# Fourier Series based on 2 limits for x

i have an exam in these kind of questions in a few days so i was pracitsing a a few problems but I can't do them!
Any help would be appreciated.

Calculate the fourier series for f(x) when f(x) = 0, on -pi <= x <= 0, and f(x) = coshx, on 0 <= x <= pi.
and show that SUM (from n=1 to infinity) 1/(1+n^2)= (1/2)((pi/tanhx) - 1)

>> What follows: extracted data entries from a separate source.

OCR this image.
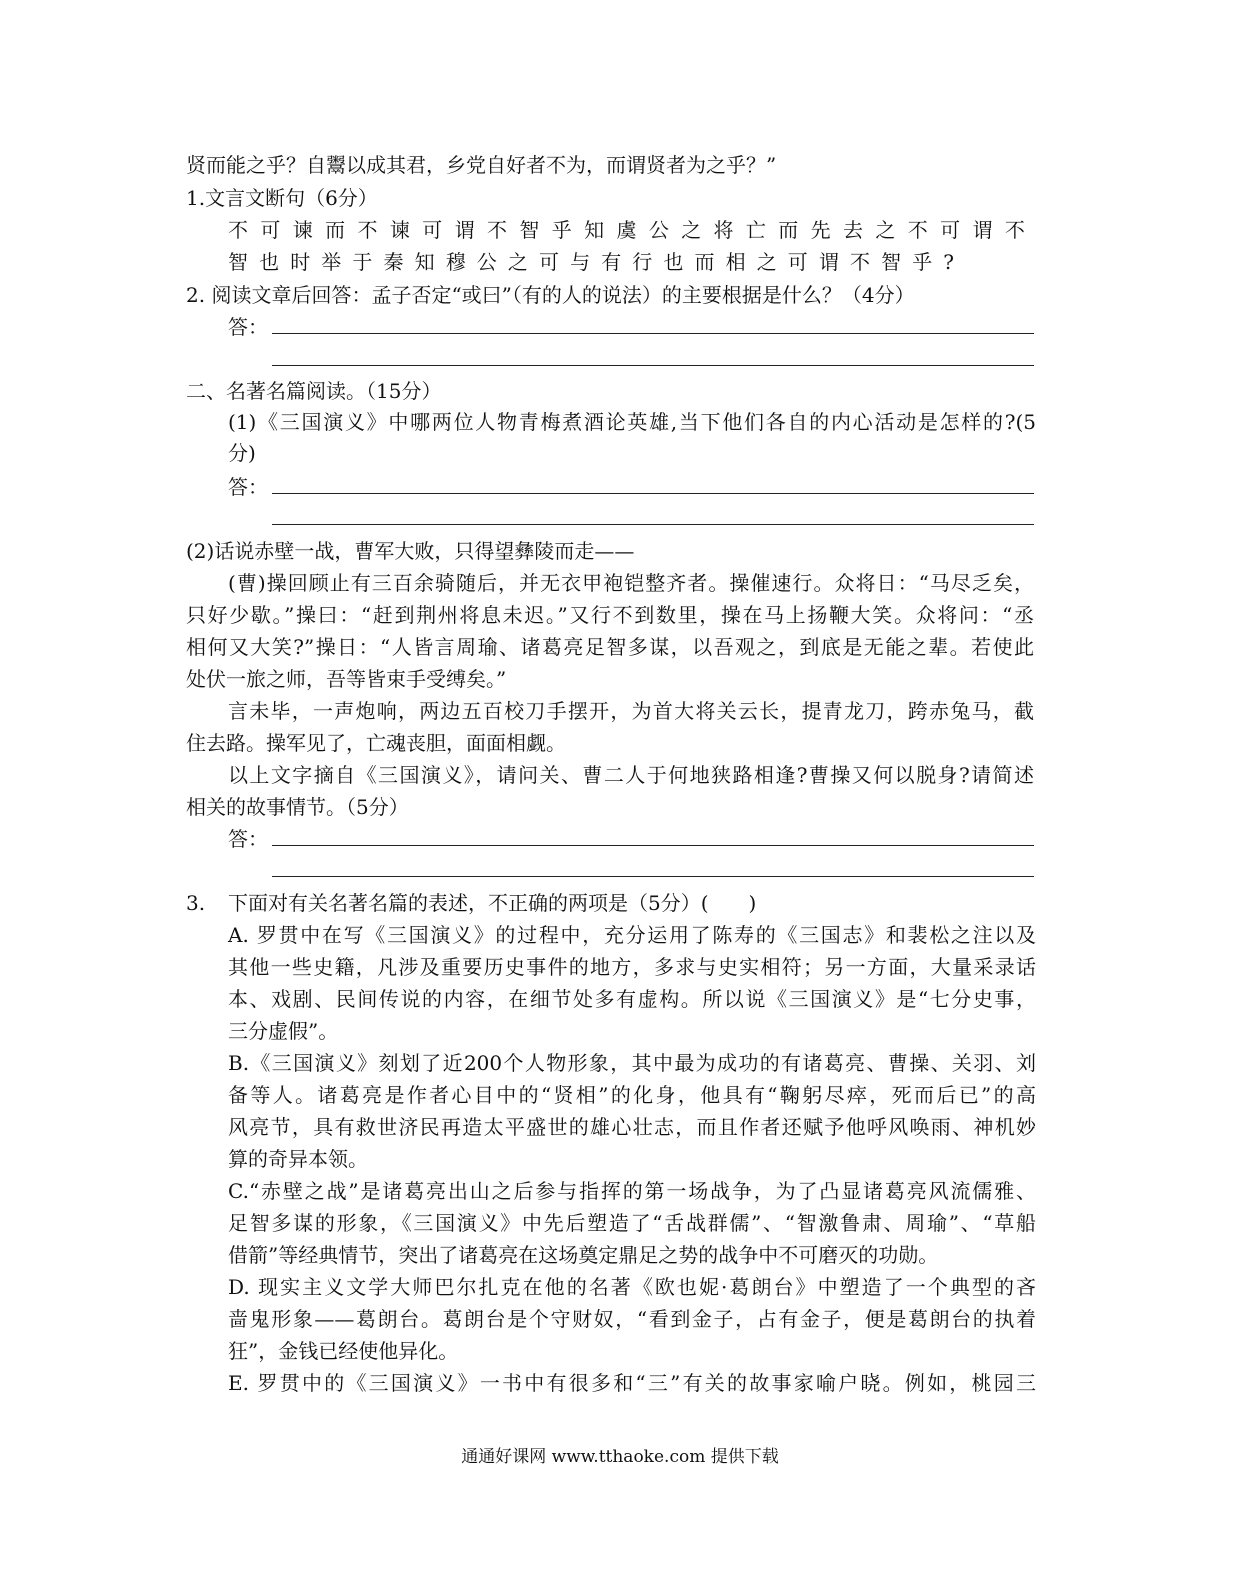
贤而能之乎？自鬻以成其君，乡党自好者不为，而谓贤者为之乎？”
1.文言文断句（6分）
不可谏而不谏可谓不智乎知虞公之将亡而先去之不可谓不
智也时举于秦知穆公之可与有行也而相之可谓不智乎?
2. 阅读文章后回答：孟子否定“或曰”（有的人的说法）的主要根据是什么？（4分）
答：
二、名著名篇阅读。（15分）
(1)《三国演义》中哪两位人物青梅煮酒论英雄,当下他们各自的内心活动是怎样的?(5
分)
答：
(2)话说赤壁一战，曹军大败，只得望彝陵而走——
(曹)操回顾止有三百余骑随后，并无衣甲袍铠整齐者。操催速行。众将日：“马尽乏矣，
只好少歇。”操曰：“赶到荆州将息未迟。”又行不到数里，操在马上扬鞭大笑。众将问：“丞
相何又大笑?”操日：“人皆言周瑜、诸葛亮足智多谋，以吾观之，到底是无能之辈。若使此
处伏一旅之师，吾等皆束手受缚矣。”
言未毕，一声炮响，两边五百校刀手摆开，为首大将关云长，提青龙刀，跨赤兔马，截
住去路。操军见了，亡魂丧胆，面面相觑。
以上文字摘自《三国演义》，请问关、曹二人于何地狭路相逢?曹操又何以脱身?请简述
相关的故事情节。（5分）
答：
3. 下面对有关名著名篇的表述，不正确的两项是（5分）(　　)
A. 罗贯中在写《三国演义》的过程中，充分运用了陈寿的《三国志》和裴松之注以及
其他一些史籍，凡涉及重要历史事件的地方，多求与史实相符；另一方面，大量采录话
本、戏剧、民间传说的内容，在细节处多有虚构。所以说《三国演义》是“七分史事，
三分虚假”。
B.《三国演义》刻划了近200个人物形象，其中最为成功的有诸葛亮、曹操、关羽、刘
备等人。诸葛亮是作者心目中的“贤相”的化身，他具有“鞠躬尽瘁，死而后已”的高
风亮节，具有救世济民再造太平盛世的雄心壮志，而且作者还赋予他呼风唤雨、神机妙
算的奇异本领。
C.“赤壁之战”是诸葛亮出山之后参与指挥的第一场战争，为了凸显诸葛亮风流儒雅、
足智多谋的形象，《三国演义》中先后塑造了“舌战群儒”、“智激鲁肃、周瑜”、“草船
借箭”等经典情节，突出了诸葛亮在这场奠定鼎足之势的战争中不可磨灭的功勋。
D. 现实主义文学大师巴尔扎克在他的名著《欧也妮·葛朗台》中塑造了一个典型的吝
啬鬼形象——葛朗台。葛朗台是个守财奴，“看到金子，占有金子，便是葛朗台的执着
狂”，金钱已经使他异化。
E. 罗贯中的《三国演义》一书中有很多和“三”有关的故事家喻户晓。例如，桃园三
通通好课网 www.tthaoke.com 提供下载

So far i have that A0 = sinhx. When i try to integrate An, i get stuck at the integral of coshx cosx dx. i tried changing coshx into exponential form but i still end up in an endless circle of integration by parts.

tiny-tim
Homework Helper
welcome to pf!

hi mullzer! welcome to pf!

(have a pi: π and an infinity: ∞ and try using the X2 and X2 icons just above the Reply box )
When i try to integrate An, i get stuck at the integral of coshx cosx dx. i tried changing coshx into exponential form but i still end up in an endless circle of integration by parts.

you should get something like ∫ excosx dx = something - ∫ excosx dx …

now just put the second integral over on the LHS

Thanks very much for the help. The substitution of the integral worked.. and my the test went well in the end!